My Robotic nephrectomy on you tube?
As my friends and readers know, in May of 2007 I performed a live right kidney and adrenal gland removal for intuitive surgical. This was telecast to the AUA conference in Anaheim. My hospital helped me edit the video which I did a voice-over for and made into a nice 7 minute piece. I was told it was going on our hospitals website.
I then received an email that it was put on you tube. I am not sure how I feel about this. Exposure is good, but is this the correct forum? I have personally put videos on google video before, but not you tube.
I think the piece is pretty neat and can be viewed below.
I welcome comments about using youtube or other media to promote work. I think surgeons can learn by watching this piece and will find it interesting, but I wonder how it will be perceived.






Comments
I am getting ready to have a partial vs. total nephrectomy next month on my left kidney due to a mod. large sized (8.5cmx10 cm)solitary lower pole angiomyolipoma. We initially treated it with embolization in July, which stopped the bleeding but the mass hasn't decreased in size much since then. I am curious if the prior embolization presents a risk factor in trying the robotic lap procedure or not. I had a MAG3 nuc scan with lasix washout, and while there is clearly no blood flow to the tumor anymore, I am concerned about fibrosis and scarring.
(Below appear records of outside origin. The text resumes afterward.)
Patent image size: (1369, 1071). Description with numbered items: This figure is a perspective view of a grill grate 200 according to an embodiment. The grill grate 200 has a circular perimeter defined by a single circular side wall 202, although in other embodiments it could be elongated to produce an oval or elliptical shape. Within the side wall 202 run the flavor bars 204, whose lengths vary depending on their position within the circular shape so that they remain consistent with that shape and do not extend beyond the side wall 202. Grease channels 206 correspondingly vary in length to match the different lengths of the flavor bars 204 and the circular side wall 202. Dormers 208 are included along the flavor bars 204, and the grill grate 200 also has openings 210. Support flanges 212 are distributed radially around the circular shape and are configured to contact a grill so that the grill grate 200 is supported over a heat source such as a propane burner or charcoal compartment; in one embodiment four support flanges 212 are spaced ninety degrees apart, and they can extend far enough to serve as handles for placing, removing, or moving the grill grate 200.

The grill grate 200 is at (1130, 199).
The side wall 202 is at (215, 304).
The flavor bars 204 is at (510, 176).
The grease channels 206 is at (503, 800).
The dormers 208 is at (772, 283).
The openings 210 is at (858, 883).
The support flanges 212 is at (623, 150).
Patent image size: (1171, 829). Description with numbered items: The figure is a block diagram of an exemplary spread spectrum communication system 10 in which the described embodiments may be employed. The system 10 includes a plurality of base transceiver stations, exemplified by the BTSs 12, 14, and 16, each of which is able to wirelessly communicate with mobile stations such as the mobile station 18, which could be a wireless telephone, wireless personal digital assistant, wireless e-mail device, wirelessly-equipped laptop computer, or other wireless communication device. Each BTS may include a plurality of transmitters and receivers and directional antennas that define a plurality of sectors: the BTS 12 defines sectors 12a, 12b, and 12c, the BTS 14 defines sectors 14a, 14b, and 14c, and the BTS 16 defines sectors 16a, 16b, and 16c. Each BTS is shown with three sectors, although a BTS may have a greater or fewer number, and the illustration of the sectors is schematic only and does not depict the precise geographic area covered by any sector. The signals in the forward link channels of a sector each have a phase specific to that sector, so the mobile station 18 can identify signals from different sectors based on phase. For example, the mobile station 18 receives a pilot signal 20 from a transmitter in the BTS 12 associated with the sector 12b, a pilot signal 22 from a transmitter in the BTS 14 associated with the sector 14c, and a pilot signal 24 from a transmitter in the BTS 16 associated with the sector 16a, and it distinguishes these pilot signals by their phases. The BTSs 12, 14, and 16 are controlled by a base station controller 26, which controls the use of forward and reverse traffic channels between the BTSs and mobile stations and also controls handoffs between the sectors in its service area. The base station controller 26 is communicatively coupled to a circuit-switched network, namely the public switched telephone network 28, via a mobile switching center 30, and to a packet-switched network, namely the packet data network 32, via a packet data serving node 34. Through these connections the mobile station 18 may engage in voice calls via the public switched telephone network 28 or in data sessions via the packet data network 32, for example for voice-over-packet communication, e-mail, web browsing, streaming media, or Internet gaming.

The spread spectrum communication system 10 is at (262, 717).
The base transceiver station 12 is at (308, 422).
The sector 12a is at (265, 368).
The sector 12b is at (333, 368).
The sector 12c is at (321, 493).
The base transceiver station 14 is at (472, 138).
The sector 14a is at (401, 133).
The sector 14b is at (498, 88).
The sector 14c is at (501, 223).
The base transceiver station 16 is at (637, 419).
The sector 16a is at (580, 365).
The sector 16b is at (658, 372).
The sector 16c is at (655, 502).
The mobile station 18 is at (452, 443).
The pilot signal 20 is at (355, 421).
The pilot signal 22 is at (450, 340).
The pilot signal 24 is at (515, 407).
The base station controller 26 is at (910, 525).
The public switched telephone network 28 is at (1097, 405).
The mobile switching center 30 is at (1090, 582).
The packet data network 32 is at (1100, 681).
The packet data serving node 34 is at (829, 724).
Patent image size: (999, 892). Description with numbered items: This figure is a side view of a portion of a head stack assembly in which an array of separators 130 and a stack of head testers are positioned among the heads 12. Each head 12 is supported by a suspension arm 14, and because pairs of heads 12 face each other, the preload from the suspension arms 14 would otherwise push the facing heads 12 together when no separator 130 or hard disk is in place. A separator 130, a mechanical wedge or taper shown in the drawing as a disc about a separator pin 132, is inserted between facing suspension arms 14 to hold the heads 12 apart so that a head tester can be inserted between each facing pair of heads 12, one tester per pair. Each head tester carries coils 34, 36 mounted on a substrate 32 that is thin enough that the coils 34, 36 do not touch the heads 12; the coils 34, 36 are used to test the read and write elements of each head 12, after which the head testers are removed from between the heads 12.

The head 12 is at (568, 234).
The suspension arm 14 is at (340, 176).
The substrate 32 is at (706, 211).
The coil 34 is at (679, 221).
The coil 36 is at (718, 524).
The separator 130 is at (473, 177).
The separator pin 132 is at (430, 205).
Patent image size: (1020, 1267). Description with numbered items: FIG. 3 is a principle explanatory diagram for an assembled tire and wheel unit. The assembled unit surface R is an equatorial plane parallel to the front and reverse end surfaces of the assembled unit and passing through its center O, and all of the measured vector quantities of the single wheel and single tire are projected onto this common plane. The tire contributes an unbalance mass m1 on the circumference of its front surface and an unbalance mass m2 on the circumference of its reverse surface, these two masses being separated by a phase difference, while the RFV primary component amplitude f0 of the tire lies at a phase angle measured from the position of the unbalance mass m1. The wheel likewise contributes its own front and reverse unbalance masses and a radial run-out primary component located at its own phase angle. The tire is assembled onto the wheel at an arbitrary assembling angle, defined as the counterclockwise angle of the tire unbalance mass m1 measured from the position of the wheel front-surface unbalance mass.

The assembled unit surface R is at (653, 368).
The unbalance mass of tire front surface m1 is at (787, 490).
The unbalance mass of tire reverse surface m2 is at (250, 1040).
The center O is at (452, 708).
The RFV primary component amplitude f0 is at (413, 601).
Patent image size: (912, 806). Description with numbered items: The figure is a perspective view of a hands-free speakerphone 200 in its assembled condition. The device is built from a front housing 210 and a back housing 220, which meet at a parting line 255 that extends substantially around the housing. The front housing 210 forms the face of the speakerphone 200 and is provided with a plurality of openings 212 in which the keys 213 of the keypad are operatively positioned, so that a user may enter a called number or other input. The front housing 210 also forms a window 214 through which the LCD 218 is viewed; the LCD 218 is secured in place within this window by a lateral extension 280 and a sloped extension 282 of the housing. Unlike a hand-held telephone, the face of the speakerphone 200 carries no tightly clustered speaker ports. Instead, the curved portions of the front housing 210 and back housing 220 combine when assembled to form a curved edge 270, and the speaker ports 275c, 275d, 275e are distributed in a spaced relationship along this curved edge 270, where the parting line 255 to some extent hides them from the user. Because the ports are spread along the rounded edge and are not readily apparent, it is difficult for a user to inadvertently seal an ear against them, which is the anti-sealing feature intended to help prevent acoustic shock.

It is having a mass effect on my bowel and I have had chronic LUQ pain since I uncerwent the procedure, so the next step is removal. I very much appreciated your video blog as it addressed alot of my fears about the unknown since I am a pediatrician and not a surgeon.
Posted by: Martha J Margreiter MD | November 29, 2007 12:31 PM
Prior embolization will make any surgery more difficult, rather open, lap, or robotic.
In experienced hands, any approach should not be that much of an issue in that regard.
The more complicated issue would be the size of the tumor, but with little blood supply I think a lap or robotic approach is a reasonable thing to do.
In these kind of operations, I always tell patients these is a chance you would need to convert to open surgery, and other than a few 1 cm incisions, it is not that much different than starting from the open approach.